Tatiana caminhou pela rua, entrando no espaço da festa. Havia barracas e stands, e ela passeou por ali enquanto aguardava Daniel, que fora estacionar o Fusca.
— Gata, que pernas, você é linda!
Um cara em um grupo de rapazes fez o comentário. Tati, que vestia camiseta branca, short preto e jaqueta de couro, continuou a andar, fez um giro no corpo e respondeu:
— Sei disso, são firmes e de pele sedosa. Mas são só para meu amor!
O grupo lançou assobios no ar, zoando com o engraçadinho que fizera o comentário. A vidente sorriu e continuou andando, cumprimentou conhecidos aqui e ali, e então alguém a enlaçou pela cintura.
— Demorei?
Ela se virou e abraçou Daniel. Ele correspondeu, agarrando a namorada junto a seu corpo, e se beijaram. Depois Tati conferiu a roupa dele, calça jeans, camiseta branca e jaqueta de couro, e com expressão de aprovação disse:
— Você está tão lindo!
— E você é sempre linda — cochichando ao ouvido dela, acrescentou: — E gostosa!
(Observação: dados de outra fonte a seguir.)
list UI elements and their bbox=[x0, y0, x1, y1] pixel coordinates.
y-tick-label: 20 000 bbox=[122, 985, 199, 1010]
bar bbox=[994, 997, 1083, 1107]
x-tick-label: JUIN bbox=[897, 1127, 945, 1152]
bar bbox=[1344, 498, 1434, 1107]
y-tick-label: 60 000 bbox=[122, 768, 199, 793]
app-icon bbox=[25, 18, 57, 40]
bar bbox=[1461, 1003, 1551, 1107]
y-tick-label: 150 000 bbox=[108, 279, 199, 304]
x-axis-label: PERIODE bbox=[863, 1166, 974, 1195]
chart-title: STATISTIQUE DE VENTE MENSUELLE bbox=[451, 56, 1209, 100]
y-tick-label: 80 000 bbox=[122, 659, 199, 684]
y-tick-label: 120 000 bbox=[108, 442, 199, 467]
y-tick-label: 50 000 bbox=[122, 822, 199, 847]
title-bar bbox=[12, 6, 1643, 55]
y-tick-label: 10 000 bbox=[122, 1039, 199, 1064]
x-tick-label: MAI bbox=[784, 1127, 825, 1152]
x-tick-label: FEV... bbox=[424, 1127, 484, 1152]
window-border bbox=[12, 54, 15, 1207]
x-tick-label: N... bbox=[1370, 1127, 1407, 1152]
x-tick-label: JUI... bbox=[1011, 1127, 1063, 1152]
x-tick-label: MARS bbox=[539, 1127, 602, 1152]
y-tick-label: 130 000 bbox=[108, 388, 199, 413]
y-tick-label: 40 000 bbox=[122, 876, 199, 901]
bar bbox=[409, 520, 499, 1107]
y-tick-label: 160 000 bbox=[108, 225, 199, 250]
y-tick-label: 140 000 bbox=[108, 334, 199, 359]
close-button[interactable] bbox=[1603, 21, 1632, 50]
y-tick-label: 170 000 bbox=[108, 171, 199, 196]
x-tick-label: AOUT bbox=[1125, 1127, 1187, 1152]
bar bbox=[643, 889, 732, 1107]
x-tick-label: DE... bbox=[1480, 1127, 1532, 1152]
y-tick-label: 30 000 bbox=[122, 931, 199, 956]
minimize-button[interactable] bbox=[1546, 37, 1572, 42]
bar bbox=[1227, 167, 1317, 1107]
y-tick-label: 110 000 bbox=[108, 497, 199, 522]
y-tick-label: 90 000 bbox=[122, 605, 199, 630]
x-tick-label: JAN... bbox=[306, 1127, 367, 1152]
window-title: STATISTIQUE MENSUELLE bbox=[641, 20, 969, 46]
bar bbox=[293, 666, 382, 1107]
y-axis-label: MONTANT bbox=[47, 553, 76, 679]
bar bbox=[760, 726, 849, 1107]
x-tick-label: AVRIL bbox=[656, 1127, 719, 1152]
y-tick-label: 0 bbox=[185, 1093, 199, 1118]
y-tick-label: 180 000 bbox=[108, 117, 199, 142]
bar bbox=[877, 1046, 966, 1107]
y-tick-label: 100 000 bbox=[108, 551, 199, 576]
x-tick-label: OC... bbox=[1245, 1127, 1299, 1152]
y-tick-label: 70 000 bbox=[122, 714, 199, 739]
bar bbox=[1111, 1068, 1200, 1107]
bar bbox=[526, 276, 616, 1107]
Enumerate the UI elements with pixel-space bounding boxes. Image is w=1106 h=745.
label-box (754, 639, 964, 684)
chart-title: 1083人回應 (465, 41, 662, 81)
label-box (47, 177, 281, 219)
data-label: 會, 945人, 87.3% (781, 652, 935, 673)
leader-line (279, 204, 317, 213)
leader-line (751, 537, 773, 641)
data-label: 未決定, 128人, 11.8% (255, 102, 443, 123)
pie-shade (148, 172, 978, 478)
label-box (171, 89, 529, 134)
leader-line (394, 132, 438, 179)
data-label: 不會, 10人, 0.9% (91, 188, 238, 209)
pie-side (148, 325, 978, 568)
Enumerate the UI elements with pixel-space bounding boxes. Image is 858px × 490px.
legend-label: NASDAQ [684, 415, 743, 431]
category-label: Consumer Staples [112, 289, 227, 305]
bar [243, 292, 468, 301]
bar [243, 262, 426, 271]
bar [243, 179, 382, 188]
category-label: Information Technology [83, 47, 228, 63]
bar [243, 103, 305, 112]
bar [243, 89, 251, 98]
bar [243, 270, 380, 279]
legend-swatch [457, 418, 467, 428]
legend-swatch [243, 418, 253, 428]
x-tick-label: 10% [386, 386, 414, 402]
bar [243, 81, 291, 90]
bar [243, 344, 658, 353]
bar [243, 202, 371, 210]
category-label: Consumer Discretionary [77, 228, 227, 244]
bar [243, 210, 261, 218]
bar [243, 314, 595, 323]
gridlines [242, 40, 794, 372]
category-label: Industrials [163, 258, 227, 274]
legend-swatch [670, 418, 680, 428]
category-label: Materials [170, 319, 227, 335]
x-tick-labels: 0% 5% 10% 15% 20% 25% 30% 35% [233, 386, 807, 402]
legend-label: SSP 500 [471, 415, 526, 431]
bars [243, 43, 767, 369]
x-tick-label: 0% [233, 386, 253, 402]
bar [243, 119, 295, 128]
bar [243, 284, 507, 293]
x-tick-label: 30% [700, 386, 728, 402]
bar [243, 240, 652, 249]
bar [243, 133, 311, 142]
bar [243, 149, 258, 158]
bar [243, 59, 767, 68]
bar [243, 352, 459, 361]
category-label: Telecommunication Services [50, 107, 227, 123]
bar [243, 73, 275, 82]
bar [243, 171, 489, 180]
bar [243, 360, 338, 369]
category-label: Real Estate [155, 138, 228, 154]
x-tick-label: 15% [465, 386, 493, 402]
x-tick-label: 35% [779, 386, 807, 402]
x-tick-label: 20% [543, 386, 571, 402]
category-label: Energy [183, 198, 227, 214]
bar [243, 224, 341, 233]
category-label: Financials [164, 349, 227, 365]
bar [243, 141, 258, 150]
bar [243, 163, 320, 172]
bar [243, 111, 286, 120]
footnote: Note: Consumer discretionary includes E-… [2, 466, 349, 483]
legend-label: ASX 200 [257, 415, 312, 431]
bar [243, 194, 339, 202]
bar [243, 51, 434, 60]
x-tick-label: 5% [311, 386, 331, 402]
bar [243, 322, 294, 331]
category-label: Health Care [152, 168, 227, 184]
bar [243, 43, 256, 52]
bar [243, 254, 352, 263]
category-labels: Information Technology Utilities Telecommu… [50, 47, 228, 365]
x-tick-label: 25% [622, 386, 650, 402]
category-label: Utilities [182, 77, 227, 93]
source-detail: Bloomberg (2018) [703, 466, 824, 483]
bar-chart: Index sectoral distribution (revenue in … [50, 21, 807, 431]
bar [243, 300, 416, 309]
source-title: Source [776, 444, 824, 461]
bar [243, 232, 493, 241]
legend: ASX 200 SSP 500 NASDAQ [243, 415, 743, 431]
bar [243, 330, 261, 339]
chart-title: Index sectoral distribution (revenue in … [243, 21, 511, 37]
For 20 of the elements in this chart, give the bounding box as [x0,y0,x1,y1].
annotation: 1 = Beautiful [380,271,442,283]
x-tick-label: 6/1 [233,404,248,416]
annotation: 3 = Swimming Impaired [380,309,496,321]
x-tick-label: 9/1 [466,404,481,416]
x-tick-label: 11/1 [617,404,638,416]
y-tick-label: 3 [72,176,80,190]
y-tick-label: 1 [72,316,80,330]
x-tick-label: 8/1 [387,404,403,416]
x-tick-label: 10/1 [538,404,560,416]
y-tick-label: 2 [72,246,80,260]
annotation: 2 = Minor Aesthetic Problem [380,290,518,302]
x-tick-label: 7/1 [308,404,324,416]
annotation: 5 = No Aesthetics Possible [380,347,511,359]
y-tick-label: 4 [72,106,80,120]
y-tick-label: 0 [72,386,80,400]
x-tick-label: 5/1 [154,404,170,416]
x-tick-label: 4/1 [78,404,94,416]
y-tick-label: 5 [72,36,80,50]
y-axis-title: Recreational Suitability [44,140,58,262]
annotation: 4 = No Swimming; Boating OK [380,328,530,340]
Depois de mais um beijo continuaram a andar. Passava das sete da noite e estavam com fome, então se dirigiram ao setor de comidas típicas. A feira se estendia por três quarteirões, e estavam no começo do segundo quando viram adolescentes correndo na direção da rua lateral.
No final da via principal onde estavam fora montado um palco onde bandas de vários estilos e gêneros se apresentavam. Mas da transversal vinha um som de batidas que fez Tati exibir uma expressão preocupada.
— Tem alguma coisa lá...
Eles trocaram um olhar. Daniel reparou em mais jovens que corriam naquela direção, e disse:
— Não tinha nada previsto por ali. Damos uma olhada?
A namorada fez que sim, e de mãos dadas eles seguiram pela rua menor. Logo o som de batidas se tornou mais nítido, e um arremedo de letra foi entendido:
Vem chuchuca
Vem comigo dançar
Vem requebrar
Que eu quero te pegar.
— Horrível! — comentou Daniel. — Lembro da vez que aqueles funkeiros invadiram a rua do José, e ele chamou a turma dos lobisomens. Puseram todo mundo pra correr!
Tati não respondeu. Havia levado a outra mão à cabeça, e quando olhou para Dan sua expressão era aflita.
— Amor, tem alguma coisa muito ruim lá.
Apressaram o passo, chegaram à esquina e viraram à esquerda. Então viram.
Dezenas de jovens dançavam e gritavam diante de um furgão. Neste fora montado um sistema de som, e diante dele, microfone na mão, um sujeito recitava a letra:
Eu sou o máximo
Ninguém pode comigo
Não tem puliça nem Caçador
Que comigo não trema
Vem vagabunda rebola assim
Vou te pegar e usar como quiser
Vem curtir bem assim.
— Mesmo sem o barulho infernal esse sujeito merecia uma surra só por assassinar o idioma desse jeito — Daniel começara a ficar zangado.
Tatiana firmou o olhar, e deixou que sua vidência vasculhasse a cena. A garota sentiu um fluxo avassalador de horror que quase foi demais para sua mente. Apertou a mão do amado enquanto entendia o que estava acontecendo, e então finalmente disse:
— Não é um sujeito. Eu te mostro.
Ergueu a mão de Daniel, ao mesmo tempo em que transmitiu a ele suas impressões.
O funkeiro, que estava sozinho, era magro, mas de músculos salientes, usava cabelos longos, ondulados e desgrenhados, boné virado para trás, largas correntes ao pescoço, camiseta regata e calças jeans puídas. Fazia gestos e dançava da forma típica dos apreciadores daquele gênero, e a multidão crescente que o acompanhava vibrava e urrava, o acompanhando no canto.
Então Daniel viu. A pele do sujeito era de um vermelho bem escuro, e da testa logo abaixo do boné saíam chifres negros.
— Está de brincadeira! A porra de um demônio!? E mencionou Caçadores ainda por cima!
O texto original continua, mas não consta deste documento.